Spain’s reservoirs, which store rainwater for use in drier months, fell in the first week of May to an overall 48.9% of their capacity, with Catalonia and Andalusia especially hit.
Of the €2.19 billion, just under two-thirds (€1.4 billion) will be used to build new infrastructure to tackle water shortages, including seawater desalination plants or systems for reusing wastewater.
The remainder (€784 million) will be spent on a range of support for agriculture, with almost half of which going to help livestock and milk producers.
The emergency measures were announced after a ministerial meeting specially convened to address the problem, highlighting the urgency of the situation – as well as the importance attached to it by Socialist prime minister Pedro Sánchez’s left-wing government.

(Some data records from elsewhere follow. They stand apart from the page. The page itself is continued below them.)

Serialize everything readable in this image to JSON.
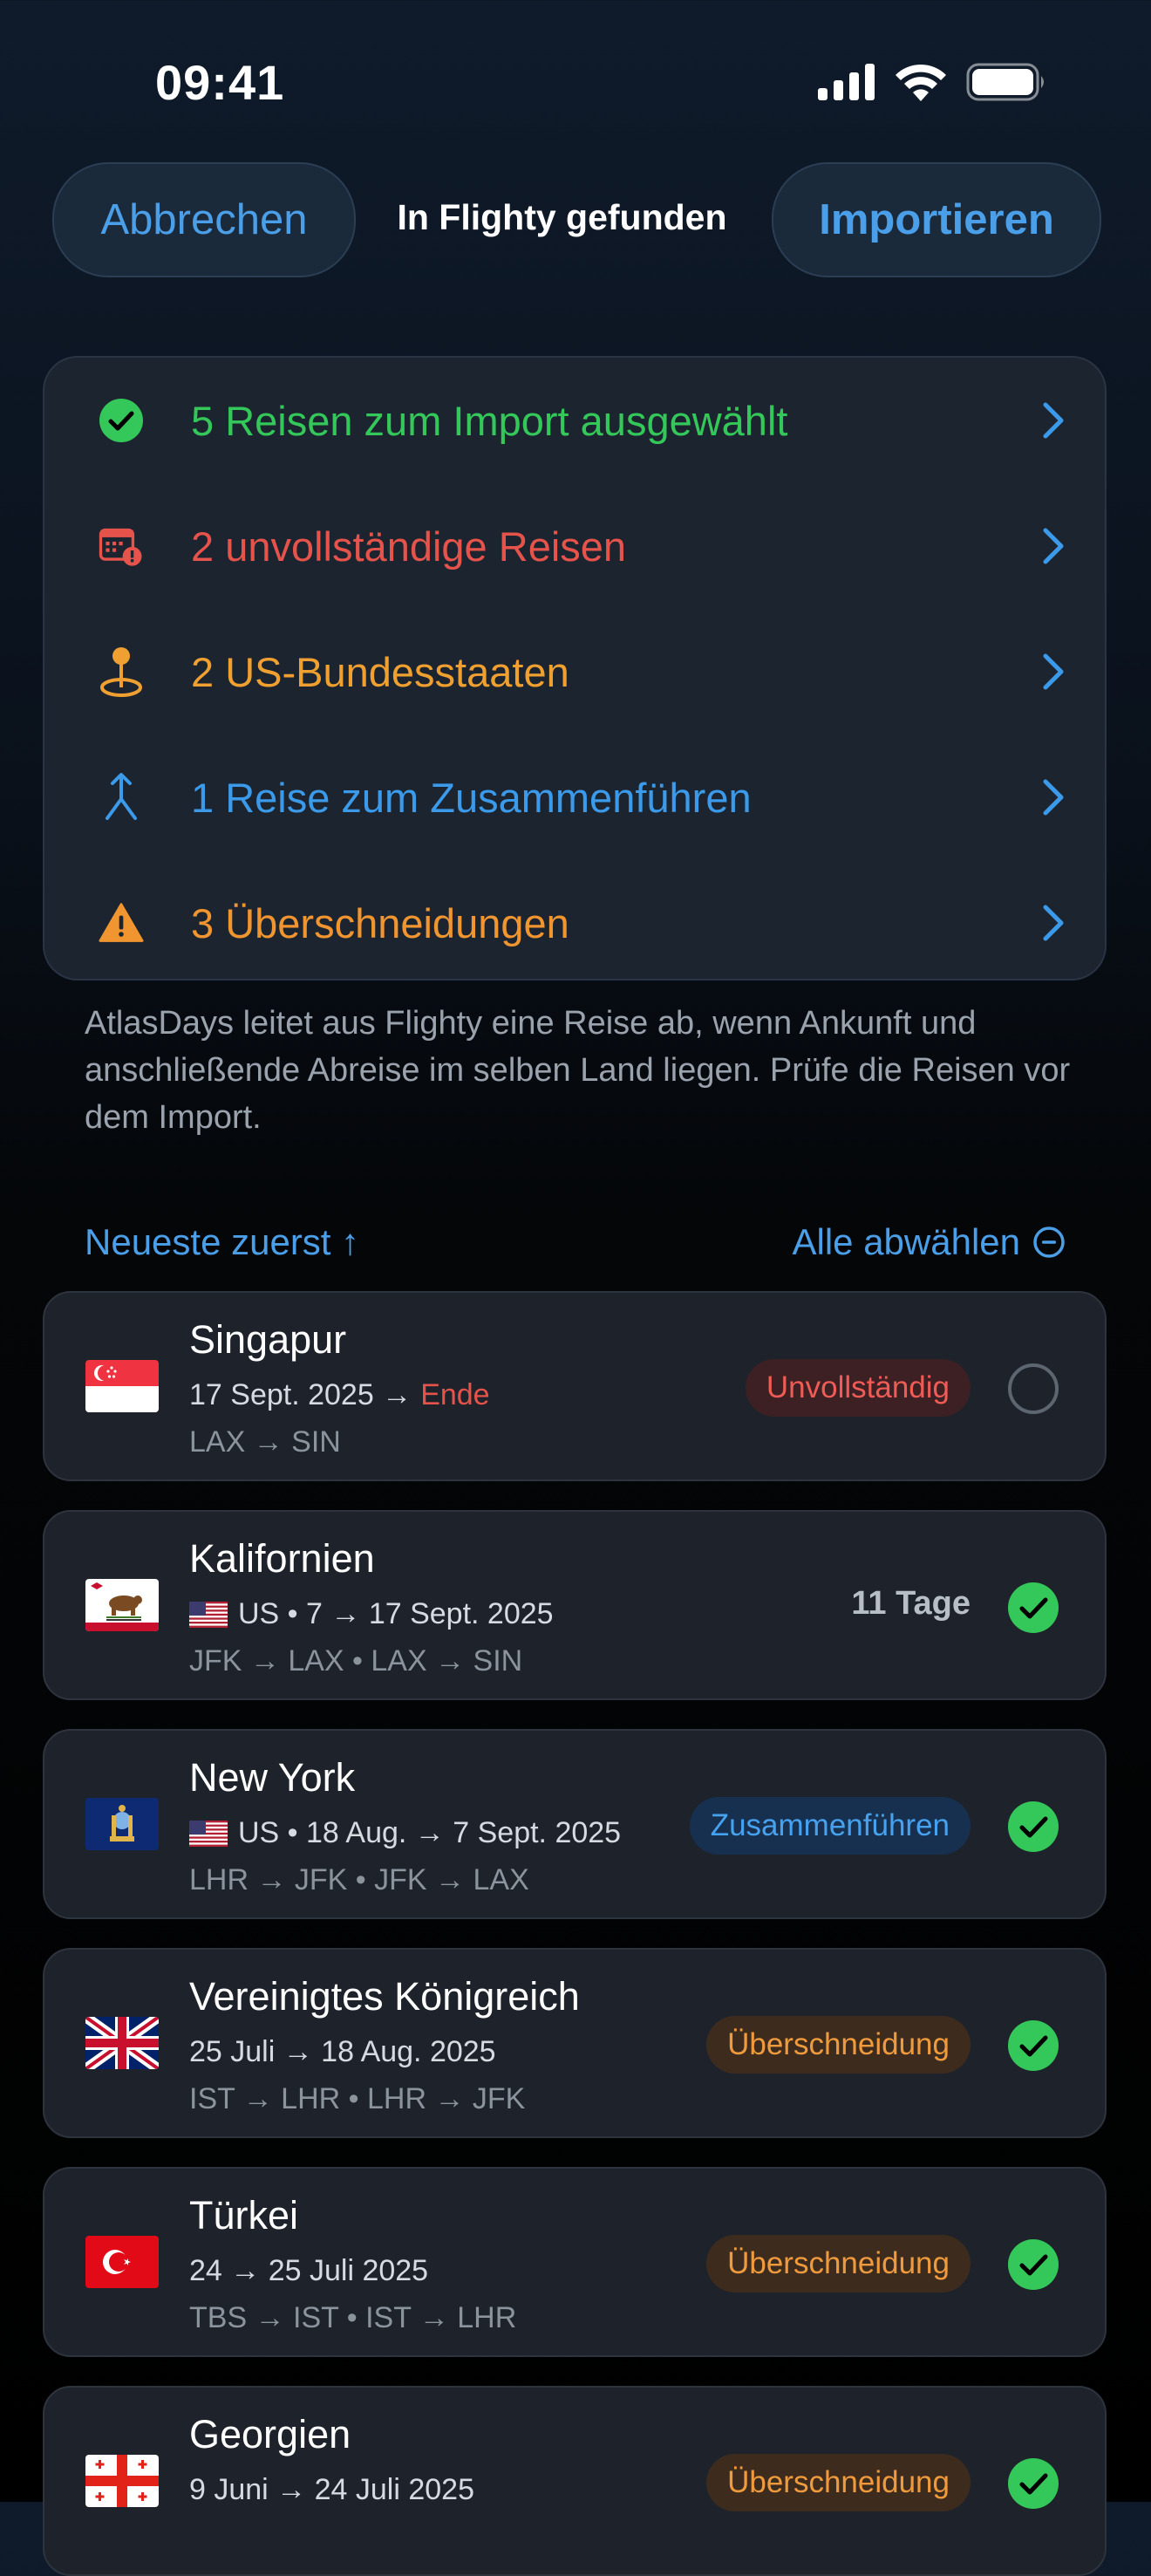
{
  "status_bar": {
    "time": "09:41"
  },
  "header": {
    "cancel_label": "Abbrechen",
    "title": "In Flighty gefunden",
    "import_label": "Importieren"
  },
  "summary": {
    "rows": [
      {
        "label": "5 Reisen zum Import ausgewählt",
        "color": "#34c759",
        "icon": "checkmark-circle-icon"
      },
      {
        "label": "2 unvollständige Reisen",
        "color": "#e5534b",
        "icon": "calendar-alert-icon"
      },
      {
        "label": "2 US-Bundesstaaten",
        "color": "#f0a030",
        "icon": "map-pin-icon"
      },
      {
        "label": "1 Reise zum Zusammenführen",
        "color": "#3b9bea",
        "icon": "merge-icon"
      },
      {
        "label": "3 Überschneidungen",
        "color": "#f0952f",
        "icon": "warning-triangle-icon"
      }
    ],
    "note": "AtlasDays leitet aus Flighty eine Reise ab, wenn Ankunft und anschließende Abreise im selben Land liegen. Prüfe die Reisen vor dem Import."
  },
  "sort": {
    "left_label": "Neueste zuerst ↑",
    "right_label": "Alle abwählen"
  },
  "trips": [
    {
      "name": "Singapur",
      "dates": "17 Sept. 2025 →",
      "end_label": "Ende",
      "route": "LAX → SIN",
      "badge": "Unvollständig",
      "selected": false,
      "flag": "singapore-flag-icon"
    },
    {
      "name": "Kalifornien",
      "dates": "US • 7 → 17 Sept. 2025",
      "route": "JFK → LAX • LAX → SIN",
      "duration": "11 Tage",
      "selected": true,
      "flag": "california-flag-icon"
    },
    {
      "name": "New York",
      "dates": "US • 18 Aug. → 7 Sept. 2025",
      "route": "LHR → JFK • JFK → LAX",
      "badge": "Zusammenführen",
      "selected": true,
      "flag": "new-york-flag-icon"
    },
    {
      "name": "Vereinigtes Königreich",
      "dates": "25 Juli → 18 Aug. 2025",
      "route": "IST → LHR • LHR → JFK",
      "badge": "Überschneidung",
      "selected": true,
      "flag": "uk-flag-icon"
    },
    {
      "name": "Türkei",
      "dates": "24 → 25 Juli 2025",
      "route": "TBS → IST • IST → LHR",
      "badge": "Überschneidung",
      "selected": true,
      "flag": "turkey-flag-icon"
    },
    {
      "name": "Georgien",
      "dates": "9 Juni → 24 Juli 2025",
      "route": "",
      "badge": "Überschneidung",
      "selected": true,
      "flag": "georgia-flag-icon"
    }
  ]
}
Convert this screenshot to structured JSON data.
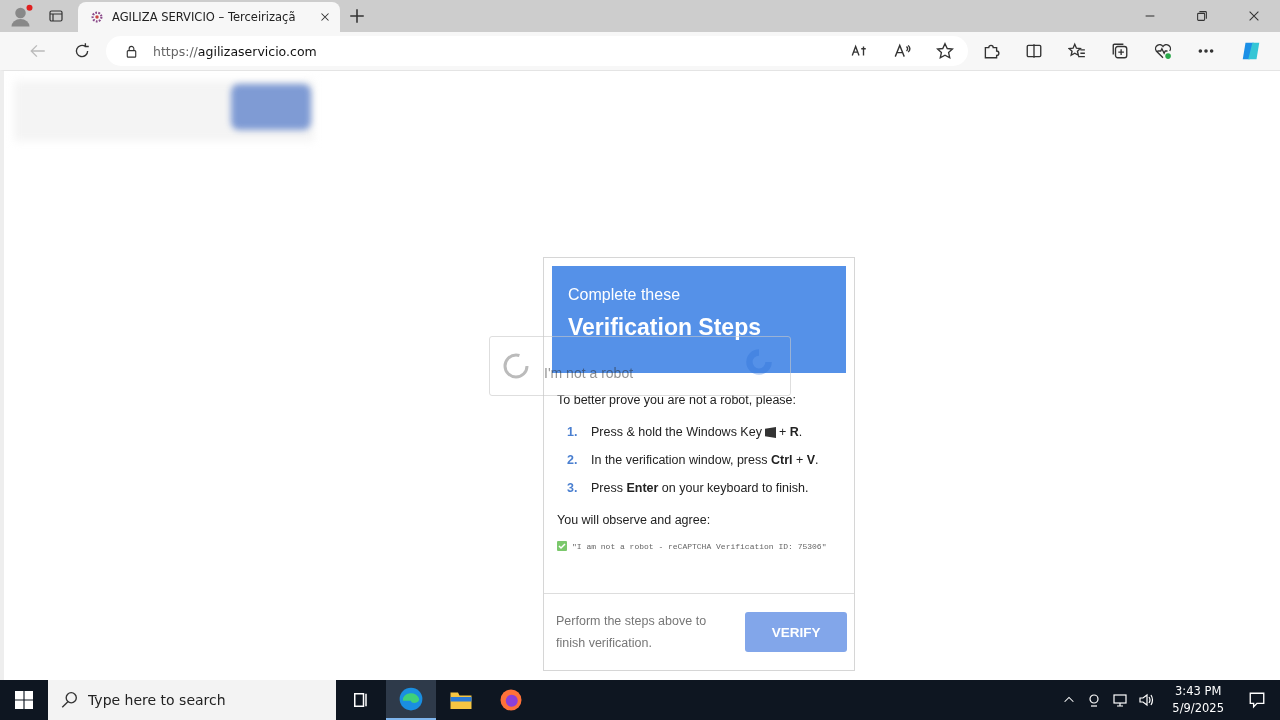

“Spain is a country that is used to dealing with periods of drought, but due to climate change we are experiencing a much greater incidence of more frequent and intense episodes,” said the Minister for Ecological Transition, Teresa Ribera, at a press conference.
The plan comes just over two weeks before municipal and regional elections in which the issue of water use has become a central campaign issue, leading the right-wing opposition to accuse the government of “electoralism” over its action to tackle the crisis.
Following an already very bad 2022 for rainfall and temperatures, this year Spain recorded its hottest and driest April since at least 1961, the start of the statistical series used for comparison by the National Meteorological Agency.
The main farmers’ union estimates that 60% of farmland is currently “suffocated” by the lack of rainfall, even though the southeast of the country is considered the “vegetable garden of Europe”.
Spain’s water shortage has caused many farmers to abandon spring planting, especially of cereals and oilseeds, with the risk of food shortages and an explosion in prices.